Têm elas, como eu, um alien alojado em alguma parte de seus corpos (ou fluídico e difuso em seu todo), com o qual mantêm relações estranhas e contraditórias. Em algumas, a relação é de beligerância declarada – e estas geralmente exibem a fisionomia contrita do guerreiro. Querem vencer e tudo farão para expulsar o invasor e destruí-lo. Outras, ao contrário, procuram ouvir o que o invasor tem a lhes dizer e o tratam antes como mensageiro do que como inimigo. Não cedem a ele, mas também não o afrontam com iras desmedidas. E um ser que está ali, com sua sintaxe desordenada, querendo expressar algo. Curiosamente, essa atividade as ilumina.

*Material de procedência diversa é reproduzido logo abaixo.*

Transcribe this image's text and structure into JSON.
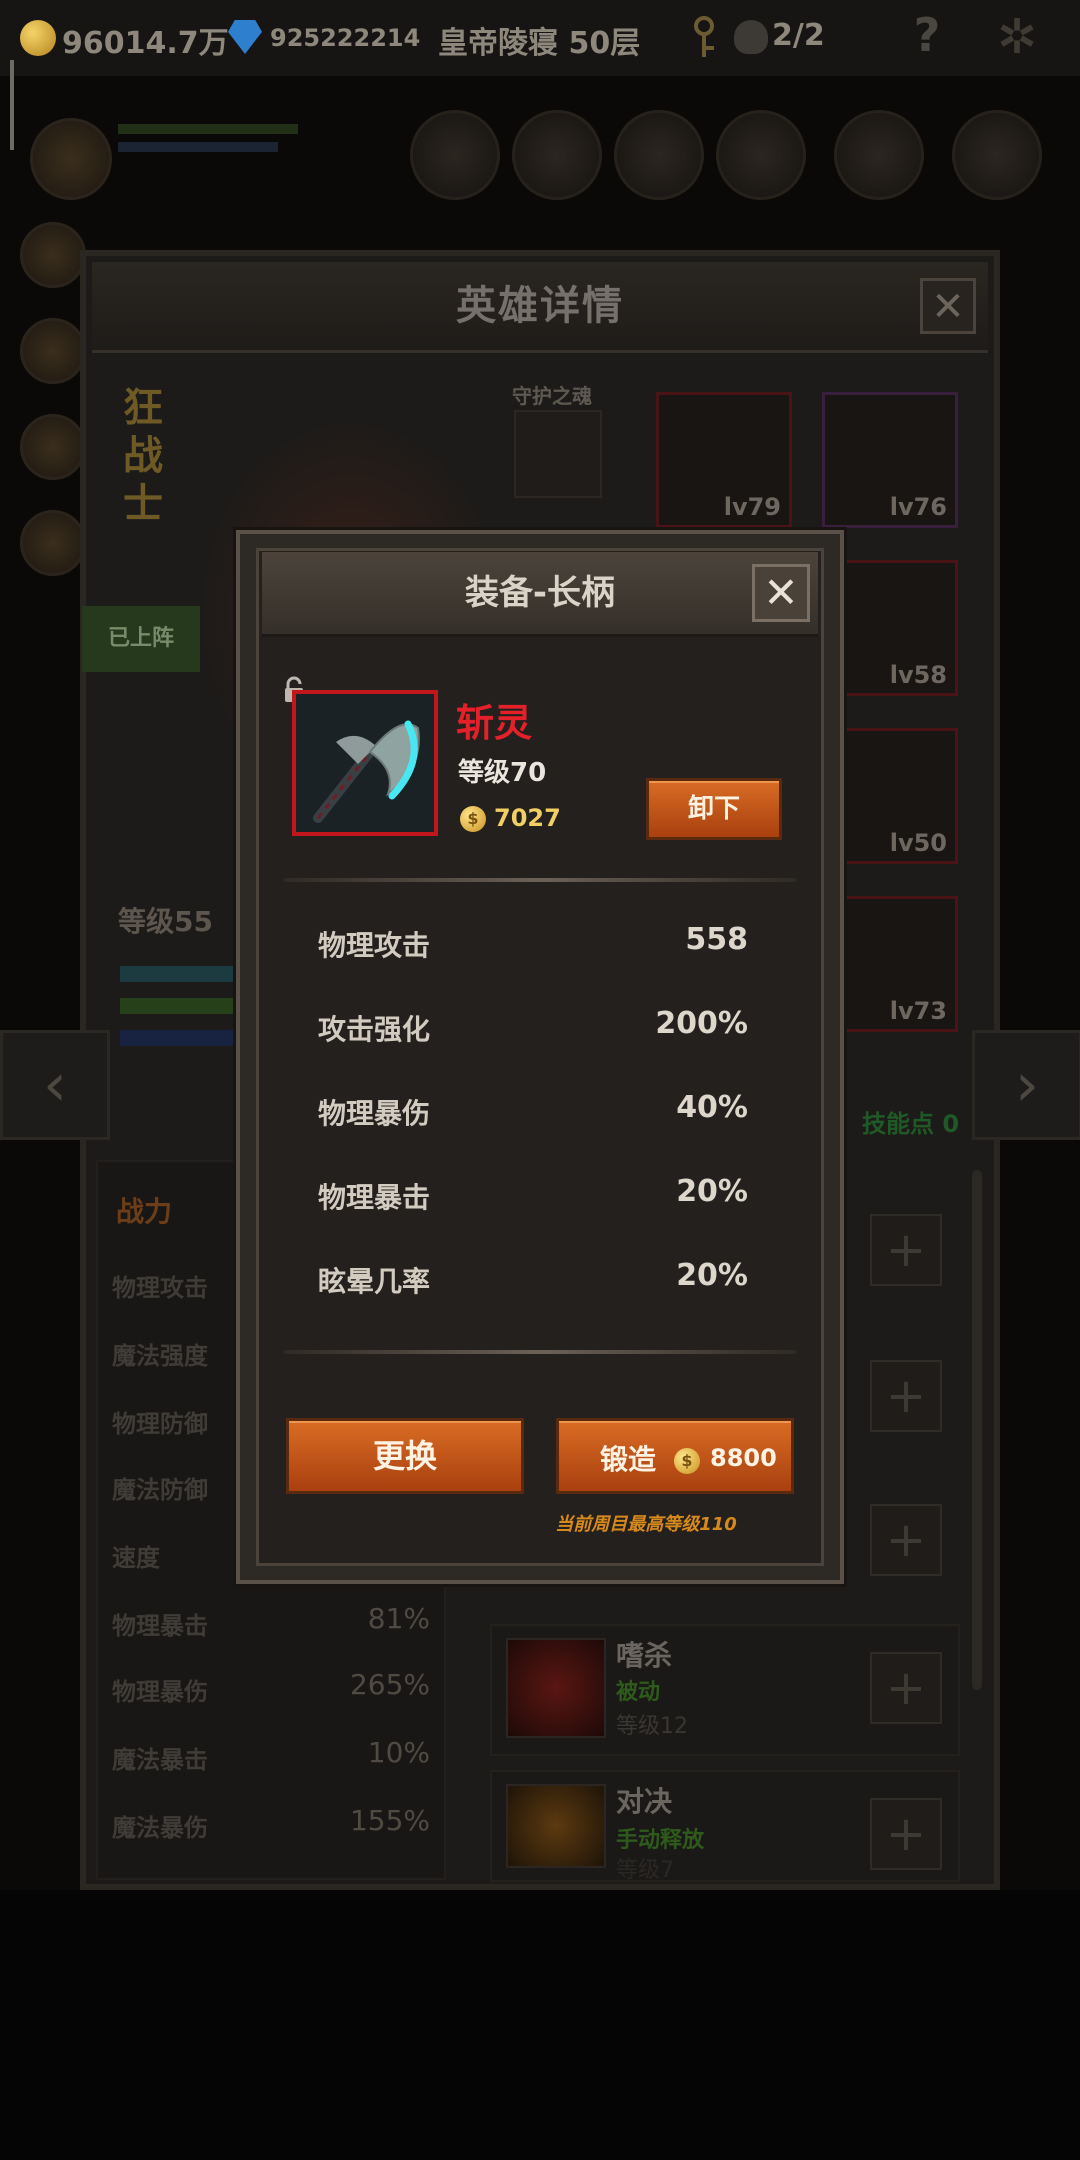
{
  "topbar": {
    "gold": "96014.7万",
    "gems": "925222214",
    "tower": "皇帝陵寝 50层",
    "keys_ratio": "2/2"
  },
  "hero_panel": {
    "title": "英雄详情",
    "class_chars": [
      "狂",
      "战",
      "士"
    ],
    "guard_label": "守护之魂",
    "deployed": "已上阵",
    "level": "等级55",
    "skill_points": "技能点 0",
    "tab_power": "战力",
    "gear_levels": [
      "lv79",
      "lv76",
      "lv58",
      "lv50",
      "lv73"
    ],
    "stats": [
      {
        "label": "物理攻击",
        "value": ""
      },
      {
        "label": "魔法强度",
        "value": ""
      },
      {
        "label": "物理防御",
        "value": ""
      },
      {
        "label": "魔法防御",
        "value": ""
      },
      {
        "label": "速度",
        "value": ""
      },
      {
        "label": "物理暴击",
        "value": "81%"
      },
      {
        "label": "物理暴伤",
        "value": "265%"
      },
      {
        "label": "魔法暴击",
        "value": "10%"
      },
      {
        "label": "魔法暴伤",
        "value": "155%"
      }
    ],
    "skills": [
      {
        "name": "嗜杀",
        "type": "被动",
        "level": "等级12"
      },
      {
        "name": "对决",
        "type": "手动释放",
        "level": "等级7"
      }
    ]
  },
  "dialog": {
    "title": "装备-长柄",
    "item": {
      "name": "斩灵",
      "level": "等级70",
      "price": "7027",
      "frame_color": "#c0161c",
      "name_color": "#e4202a"
    },
    "unequip_label": "卸下",
    "stats": [
      {
        "label": "物理攻击",
        "value": "558"
      },
      {
        "label": "攻击强化",
        "value": "200%"
      },
      {
        "label": "物理暴伤",
        "value": "40%"
      },
      {
        "label": "物理暴击",
        "value": "20%"
      },
      {
        "label": "眩晕几率",
        "value": "20%"
      }
    ],
    "replace_label": "更换",
    "forge_label": "锻造",
    "forge_cost": "8800",
    "max_level_note": "当前周目最高等级110"
  }
}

Ainda sou neófito nas artes de convivência com meu alien, mas tendo a imitar essa última postura. Procuro decodificar as mensagens que ele me envia, sempre tomando o cuidado de interpretar o conteúdo delas. Nesses poucos dias, aprendi mais sobre mim do que em muitos anos de saudável pastio pelas rotinas da vida. Descobri afetos insuspeitados, docilidades, relevâncias onde antes nada havia. E, simetricamente, a absoluta irrelevância de certas coisas que julgávamos muito importantes.

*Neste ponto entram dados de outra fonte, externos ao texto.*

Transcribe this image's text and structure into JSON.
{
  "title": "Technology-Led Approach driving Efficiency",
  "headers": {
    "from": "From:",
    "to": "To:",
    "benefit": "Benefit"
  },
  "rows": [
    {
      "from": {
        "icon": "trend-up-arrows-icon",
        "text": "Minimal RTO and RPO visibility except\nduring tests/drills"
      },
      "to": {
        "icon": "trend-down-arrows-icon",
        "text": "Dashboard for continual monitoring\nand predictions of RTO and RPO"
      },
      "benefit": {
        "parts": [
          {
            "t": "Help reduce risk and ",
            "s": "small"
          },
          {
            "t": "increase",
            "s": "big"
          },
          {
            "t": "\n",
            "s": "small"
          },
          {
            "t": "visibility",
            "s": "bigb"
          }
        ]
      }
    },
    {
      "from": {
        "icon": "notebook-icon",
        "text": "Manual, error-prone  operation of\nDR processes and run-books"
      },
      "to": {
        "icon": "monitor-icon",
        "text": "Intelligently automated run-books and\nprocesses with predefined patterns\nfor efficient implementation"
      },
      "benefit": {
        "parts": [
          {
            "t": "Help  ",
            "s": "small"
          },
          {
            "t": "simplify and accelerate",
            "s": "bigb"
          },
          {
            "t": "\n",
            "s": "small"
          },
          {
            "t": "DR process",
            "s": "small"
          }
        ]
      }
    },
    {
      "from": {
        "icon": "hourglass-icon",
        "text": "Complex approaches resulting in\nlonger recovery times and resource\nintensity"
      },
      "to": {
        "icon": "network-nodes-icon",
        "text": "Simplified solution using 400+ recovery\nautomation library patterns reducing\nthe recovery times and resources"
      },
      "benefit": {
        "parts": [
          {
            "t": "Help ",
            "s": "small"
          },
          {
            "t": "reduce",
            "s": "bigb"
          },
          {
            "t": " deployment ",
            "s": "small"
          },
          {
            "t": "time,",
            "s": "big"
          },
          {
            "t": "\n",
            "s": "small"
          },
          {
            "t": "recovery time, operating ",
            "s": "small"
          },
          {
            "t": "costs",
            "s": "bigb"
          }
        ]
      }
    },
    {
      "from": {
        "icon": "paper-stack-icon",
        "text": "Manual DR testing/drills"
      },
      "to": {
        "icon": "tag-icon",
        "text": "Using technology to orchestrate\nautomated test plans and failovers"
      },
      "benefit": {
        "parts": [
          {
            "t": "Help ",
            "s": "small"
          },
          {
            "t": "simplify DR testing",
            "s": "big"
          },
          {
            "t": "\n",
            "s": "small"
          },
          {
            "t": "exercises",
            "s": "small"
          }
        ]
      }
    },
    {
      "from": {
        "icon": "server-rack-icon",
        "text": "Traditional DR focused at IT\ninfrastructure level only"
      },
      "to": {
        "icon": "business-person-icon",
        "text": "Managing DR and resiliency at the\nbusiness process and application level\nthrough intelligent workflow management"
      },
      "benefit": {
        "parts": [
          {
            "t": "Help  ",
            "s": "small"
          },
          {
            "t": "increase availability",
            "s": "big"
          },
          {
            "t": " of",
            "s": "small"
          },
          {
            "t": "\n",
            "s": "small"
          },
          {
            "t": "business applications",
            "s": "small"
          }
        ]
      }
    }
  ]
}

Os males imaginários, por exemplo, nos infundem muito mais terror que um bando de células malucas embutido em nosso peito. Pois são apenas células malucas – e não passam disso. Tememos todas as mortes possíveis, sofremos a iminência trágica e retumbante de cada uma delas – mas somente uma única mortezinha, singular e vulgar, nos arrebatará deste mundo.

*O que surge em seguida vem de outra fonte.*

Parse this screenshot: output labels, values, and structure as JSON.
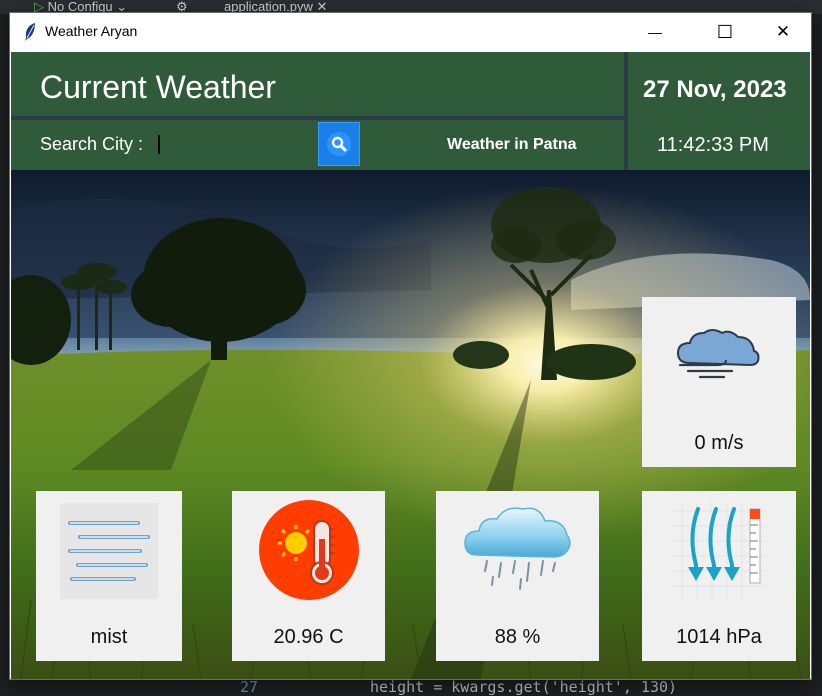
{
  "window": {
    "title": "Weather Aryan",
    "minimize_symbol": "—",
    "maximize_symbol": "☐",
    "close_symbol": "✕"
  },
  "header": {
    "title": "Current Weather",
    "search_label": "Search City :",
    "search_value": "",
    "weather_in": "Weather in Patna",
    "date": "27 Nov, 2023",
    "time": "11:42:33 PM"
  },
  "cards": {
    "wind": {
      "value": "0 m/s",
      "icon": "wind-cloud-icon"
    },
    "description": {
      "value": "mist",
      "icon": "mist-icon"
    },
    "temperature": {
      "value": "20.96 C",
      "icon": "thermometer-sun-icon"
    },
    "humidity": {
      "value": "88 %",
      "icon": "rain-cloud-icon"
    },
    "pressure": {
      "value": "1014 hPa",
      "icon": "pressure-gauge-icon"
    }
  },
  "ide_background": {
    "tab1": "No Configu",
    "tab2": "application.pyw",
    "line_number": "27",
    "code_line": "height = kwargs.get('height', 130)"
  },
  "colors": {
    "header_green": "#2f5b3a",
    "separator": "#2a3c47",
    "search_button_blue": "#1a7fe6",
    "card_bg": "#f0f0f0"
  }
}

Como quem descobre uma nova ruga ou um novo fio de cabelo branco, você descobre que o espírito também envelhece e fica mais sábio. E ficar mais sábio, neste caso, não significa mergulhar em transcendência, mas, ao contrário, buscar a imanência das coisas mais simples. Onde estão elas, você perguntará. Não há resposta verbal, nem construção conceituai, que indique onde estão e o que são as coisas simples. Podemos fazer algumas aproximações, através da sensibilidade, na direção delas. Por exemplo: desligar o televisor, ao primeiro sinal de tédio, e olhar com um interesse completamente novo, inaugural, para o rosto da pessoa que há anos vive a nosso lado.